A vulture-like South American bird of the Late Miocene (about 6 million years ago), Argentavis magnificens, is estimated to have had a 7-meter (23-foot) wingspread and to have weighed an estimated 70 kilograms.² The wing bones of Argentavis, however, are shorter than those of P. chilensis. Computer modeling² using these estimates suggested that the bird didn't have enough muscle for flapping flight, but could soar on thermals.
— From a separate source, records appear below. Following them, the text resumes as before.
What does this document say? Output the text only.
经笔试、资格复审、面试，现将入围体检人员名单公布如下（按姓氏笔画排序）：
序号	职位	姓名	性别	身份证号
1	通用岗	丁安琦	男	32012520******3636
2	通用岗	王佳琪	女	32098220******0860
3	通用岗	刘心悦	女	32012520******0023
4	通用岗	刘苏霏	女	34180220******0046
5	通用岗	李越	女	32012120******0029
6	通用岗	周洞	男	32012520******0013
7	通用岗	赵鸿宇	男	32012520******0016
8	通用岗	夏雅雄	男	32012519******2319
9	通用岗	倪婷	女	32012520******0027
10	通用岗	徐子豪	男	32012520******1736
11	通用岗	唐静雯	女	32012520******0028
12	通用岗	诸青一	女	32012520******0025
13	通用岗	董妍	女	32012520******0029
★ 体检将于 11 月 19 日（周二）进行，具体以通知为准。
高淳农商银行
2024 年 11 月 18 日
Taking off and landing would have been a problem; probably it required a head wind and/or a slope for running downhill.

1. Gerald Mayr and David Rubilar-Rogers.
Osteology of a new giant bony-toothed bird from the Miocene of Chile, with a revision of the taxonomy of Neogene Pelagornithidae.
Journal of Vertebrate Paleontology, vol. 30, no. 5, pages 1313-1330 (2010).
doi:10.1080/02724634.2010.501465

See page 1327 for a comparision with Argentavis magnificens.

2. K. E. Campbell, Jr. and E. P. Tonni.
A new genus of teratorn from the Huayquerian of Argentina (Aves: Teratornithidae).
Natural History Museum of Los Angeles County, Contributions to Science, vol. 330 pages 59-68 (1980).

K. E. Campbell, Jr. and E. P. Tonni.
Size and locomotion in teratorns (Aves: Teratornithidae).
The Auk, vol. 100, pages 390-403 (1983).

3. Sankar Chatterjee, R. Jack Templin, and Kenneth E. Campbell, Jr.
The aerodynamics of Argentavis, the world's largest flying bird from the Miocene of Argentina.
Proceedings of the National Academy of Sciences, vol 104: pages 12398-12403 (2007).
Published online on July 3, 2007,
doi: 10.1073/pnas.0702040104

The smallest birds

The smallest bird is found in Cuba: the bee hummingbird, Mellisuga helenae (Lembeye, 1850). Two inches long, it weighs less than 2 grams and its eggs are only 0.3 inches long. More than 30,000 Mellisuga helenae eggs would fit in a single Vorombe titan egg.